We definitely don't want the registries being the watchers in this case, but I also don't think we want to have a mish-mash hodge-podge of twelve zillion different solutions, each of which is being hard-coded into various different applications. This is an area where we need to have some standards that can be broadly applied to all Internet and Internet-enabled applications, including web browsers.

You wouldn't want Ford setting standards for roads, even if they could create an agreement with GM. And you don't want each country setting their own universal standards, either. That way lies madness.

 Let the lawyers rule the world? Yeah right, that will help.
Excuse me? How on God's Bloody Green Earth did you pull that out of your @$$?

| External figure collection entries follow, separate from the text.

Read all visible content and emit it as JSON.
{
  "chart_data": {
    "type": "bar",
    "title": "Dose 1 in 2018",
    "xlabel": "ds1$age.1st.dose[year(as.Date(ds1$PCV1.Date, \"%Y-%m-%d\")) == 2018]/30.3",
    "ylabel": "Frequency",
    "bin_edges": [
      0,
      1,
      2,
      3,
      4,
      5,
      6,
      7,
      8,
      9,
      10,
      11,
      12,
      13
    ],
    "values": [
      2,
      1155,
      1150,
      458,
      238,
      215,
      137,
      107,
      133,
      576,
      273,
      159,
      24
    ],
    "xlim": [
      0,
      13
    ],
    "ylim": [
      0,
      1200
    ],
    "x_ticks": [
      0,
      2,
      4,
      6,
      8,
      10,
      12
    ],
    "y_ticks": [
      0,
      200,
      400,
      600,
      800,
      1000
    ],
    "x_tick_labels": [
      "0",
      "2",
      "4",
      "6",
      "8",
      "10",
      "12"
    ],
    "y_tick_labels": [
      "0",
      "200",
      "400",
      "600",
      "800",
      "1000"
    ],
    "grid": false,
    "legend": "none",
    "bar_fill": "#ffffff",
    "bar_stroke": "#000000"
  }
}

 When the "governance" types get it right, sure, set up all the browsers
 to take their cue. In the mean time, let's do what works today.
Fine, so we get different implementations in every single browser and MUA and every other Internet-enabled program. You get what you want.

 Ultimately, the user should be in control (like I am with my named.root
 file) but the vendors should set good defaults to help the users who
 can't do this themselves.
You're a customer of an ISP. You know nothing about how to run your own nameserver. Just how exactly do you expect to have control over your own named.root?

If you're not a programmer with direct commit access to Mozilla and Opera, just how exactly do you expect to have any control over this process?


Your personal example doesn't count here. What counts is what the average user can do/is reasonably capable of.

--
Brad Knowles, <brad@stop.mail-abuse.org>

"Those who would give up essential Liberty, to purchase a little
temporary Safety, deserve neither Liberty nor Safety."